O documento alegava que as urnas eletrônicas teriam dois códigos-fontes — desinformação desmentida pelo Aos Fatos. Também já foi usado nas redes para disseminar a informação falsa de que os Estados Unidos teriam provado que houve fraude nas eleições brasileiras.
Neutralizar inimigos
A planilha encontrada pela PF com o tenente-coronel Lima também detalha como os golpistas interpretam como ameaças ações legítimas do poder constituído (que eles chamam de “centro de gravidade das ameaças”). O relatório mostra que os golpistas atribuem a instituições como o STF supostas capacidades de:
- Controlar os principais veículos de mídia;
- Dominar a narrativa acerca da legalidade por meio de decisões da Suprema Corte;
- Determinar bloqueios de redes sociais de pessoas e/ou empresas sem qualquer base jurídica;
- Desmonetizar redes sociais de conservadores e pensadores divergentes de ideologias de esquerda no Brasil.
Outra planilha apreendida apontava soluções para neutralizar as forças consideradas inimigas.

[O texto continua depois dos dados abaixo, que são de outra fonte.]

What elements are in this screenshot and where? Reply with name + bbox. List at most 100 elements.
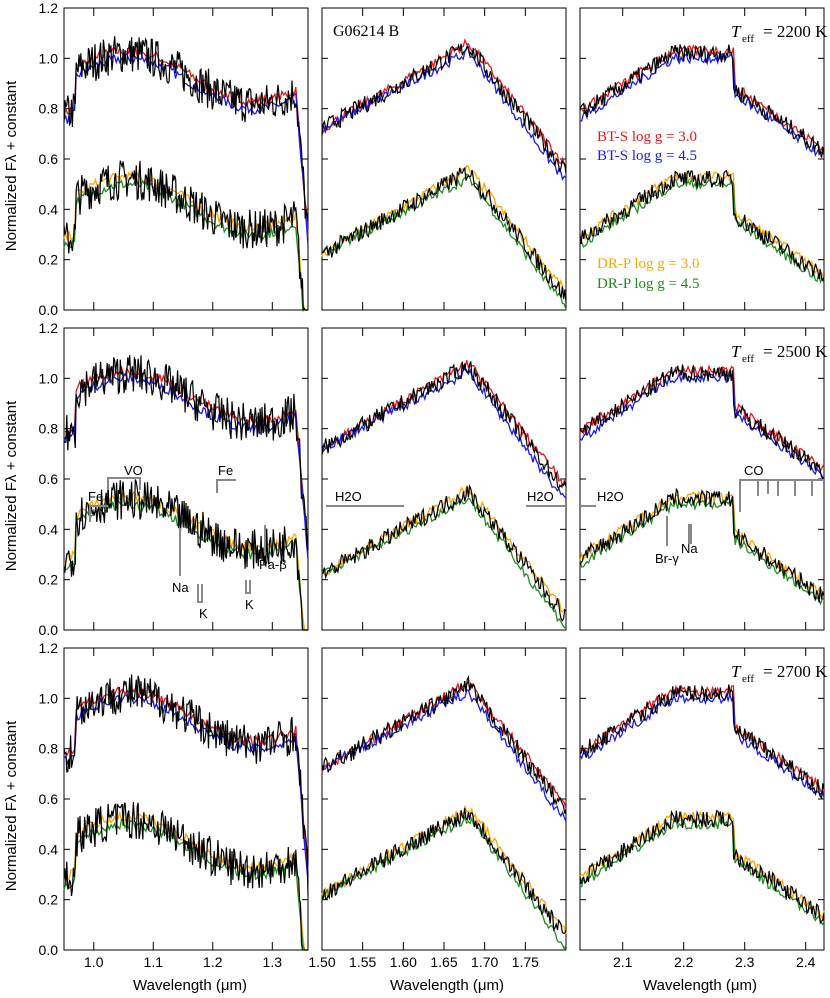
legend-bts-30: BT-S log g = 3.0 <box>597 129 697 145</box>
model-spectrum-upper <box>579 363 825 473</box>
na-label-k: Na <box>681 541 698 556</box>
x-tick-label: 2.4 <box>796 954 816 970</box>
observed-spectrum-upper <box>579 684 825 800</box>
x-tick-label: 1.65 <box>430 954 457 970</box>
observed-spectrum-upper <box>579 364 825 480</box>
model-spectrum-lower <box>321 164 567 294</box>
brg-label: Br-γ <box>655 551 679 566</box>
y-tick-label: 0.6 <box>39 151 59 167</box>
observed-spectrum-upper <box>63 355 309 551</box>
y-tick-label: 1.2 <box>39 320 59 336</box>
x-tick-label: 1.1 <box>144 954 164 970</box>
panel-grid: 0.0 0.2 0.4 0.6 0.8 1.0 1.2 0.0 0.2 0.4 0.6 0.8 1.0 1… <box>39 0 825 970</box>
x-tick-label: 1.50 <box>308 954 335 970</box>
y-tick-label: 0.0 <box>39 302 59 318</box>
model-spectrum-lower <box>579 816 825 926</box>
svg-text:eff: eff <box>742 33 754 45</box>
x-tick-label: 1.0 <box>84 954 104 970</box>
h2o-label-2: H2O <box>527 489 554 504</box>
legend-drp-45: DR-P log g = 4.5 <box>597 276 700 292</box>
svg-text:T: T <box>731 342 742 361</box>
model-spectrum-lower <box>321 173 567 311</box>
model-spectrum-lower <box>63 818 308 951</box>
y-tick-label: 0.4 <box>39 841 59 857</box>
observed-spectrum-upper <box>321 43 567 174</box>
observed-spectrum-upper <box>321 361 567 490</box>
svg-text:= 2700 K: = 2700 K <box>763 662 828 681</box>
y-tick-label: 1.2 <box>39 0 59 16</box>
y-tick-label: 1.0 <box>39 370 59 386</box>
x-axis-label-k: Wavelength (μm) <box>643 977 757 994</box>
model-spectrum-lower <box>321 484 567 614</box>
svg-text:eff: eff <box>742 353 754 365</box>
model-spectrum-upper <box>63 372 309 560</box>
model-spectrum-upper <box>321 689 567 822</box>
x-tick-label: 1.75 <box>512 954 539 970</box>
figure-labels: Wavelength (μm) Wavelength (μm) Waveleng… <box>3 22 828 994</box>
y-tick-label: 0.6 <box>39 791 59 807</box>
pab-label: Pa-β <box>259 557 287 572</box>
y-tick-label: 0.4 <box>39 201 59 217</box>
svg-text:eff: eff <box>742 673 754 685</box>
y-tick-label: 0.2 <box>39 572 59 588</box>
teff-label-row1: T eff = 2200 K <box>731 22 828 45</box>
observed-spectrum-lower <box>579 809 825 925</box>
fe-label-2: Fe <box>218 463 233 478</box>
fe-label-1: Fe <box>88 489 103 504</box>
x-axis-label-h: Wavelength (μm) <box>390 977 504 994</box>
observed-spectrum-lower <box>579 487 825 603</box>
x-tick-label: 2.3 <box>735 954 755 970</box>
co-label: CO <box>744 463 764 478</box>
model-spectrum-upper <box>321 45 567 182</box>
panel-frame-r1-c2 <box>321 7 567 311</box>
observed-spectrum-lower <box>321 484 567 622</box>
x-tick-label: 1.3 <box>263 954 283 970</box>
svg-text:= 2200 K: = 2200 K <box>763 22 828 41</box>
na-label-j: Na <box>172 580 189 595</box>
x-tick-label: 2.2 <box>674 954 694 970</box>
model-spectrum-upper <box>579 691 825 798</box>
observed-spectrum-lower <box>63 160 308 313</box>
y-tick-label: 0.6 <box>39 471 59 487</box>
observed-spectrum-upper <box>63 674 309 896</box>
observed-spectrum-lower <box>63 479 308 631</box>
k-label-2: K <box>245 597 254 612</box>
y-tick-label: 0.4 <box>39 521 59 537</box>
y-tick-label: 0.2 <box>39 252 59 268</box>
y-tick-label: 0.0 <box>39 622 59 638</box>
x-tick-label: 1.55 <box>349 954 376 970</box>
model-spectrum-upper <box>579 371 825 482</box>
x-tick-label: 1.2 <box>203 954 223 970</box>
y-tick-label: 0.8 <box>39 101 59 117</box>
y-tick-label: 1.0 <box>39 690 59 706</box>
teff-label-row3: T eff = 2700 K <box>731 662 828 685</box>
observed-spectrum-upper <box>63 36 309 221</box>
object-label: G06214 B <box>333 23 399 40</box>
x-tick-label: 1.60 <box>390 954 417 970</box>
observed-spectrum-upper <box>579 44 825 158</box>
model-spectrum-upper <box>321 367 567 499</box>
x-tick-label: 1.70 <box>471 954 498 970</box>
y-axis-label-row1: Normalized Fλ + constant <box>3 80 20 251</box>
svg-text:= 2500 K: = 2500 K <box>763 342 828 361</box>
k-label-1: K <box>199 606 208 621</box>
y-tick-label: 0.8 <box>39 421 59 437</box>
y-axis-label-row3: Normalized Fλ + constant <box>3 720 20 891</box>
vo-label: VO <box>124 463 143 478</box>
observed-spectrum-lower <box>63 802 308 951</box>
model-spectrum-lower <box>321 815 567 951</box>
svg-text:T: T <box>731 662 742 681</box>
observed-spectrum-lower <box>321 808 567 935</box>
h2o-label-1: H2O <box>335 489 362 504</box>
model-spectrum-upper <box>579 684 825 794</box>
legend-bts-45: BT-S log g = 4.5 <box>597 148 697 164</box>
y-axis-label-row2: Normalized Fλ + constant <box>3 400 20 571</box>
h2o-label-3: H2O <box>597 489 624 504</box>
y-tick-label: 0.0 <box>39 942 59 958</box>
y-tick-label: 1.2 <box>39 640 59 656</box>
observed-spectrum-lower <box>579 169 825 282</box>
model-spectrum-lower <box>579 177 825 284</box>
x-axis-label-j: Wavelength (μm) <box>133 977 247 994</box>
y-tick-label: 1.0 <box>39 50 59 66</box>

“Os objetivos elencados são ações autoritárias, desvinculadas do Estado Democrático de Direito, como a determinação de ações voltadas a impedir o cumprimento de ordens denominadas ‘ilegais’ pelas forças do Estado e punir os agentes públicos que tenham cometido ilegalidades que influenciaram as eleições”, descreve a PF.
Outro lado
Aos Fatos enviou um pedido de posicionamento ao Exército brasileiro e segue tentando localizar a defesa de Mario Fernandes, Helio Ferreira Lima, Rodrigo Bezerra Azevedo, Rafael Martins de Oliveira e Wladimir Matos Soares. O texto será atualizado em caso de resposta.
O caminho da apuração
Aos Fatos obteve as decisões judiciais e o relatório mais recente da Polícia Federal no site do STF. Após a análise dos documentos, foi feita uma busca por notícias antigas para contextualizar as informações.
A reportagem procurou o Exército brasileiro, para pedir posicionamento, e também tentou localizar a defesa dos agentes presos nesta terça (19), sem sucesso.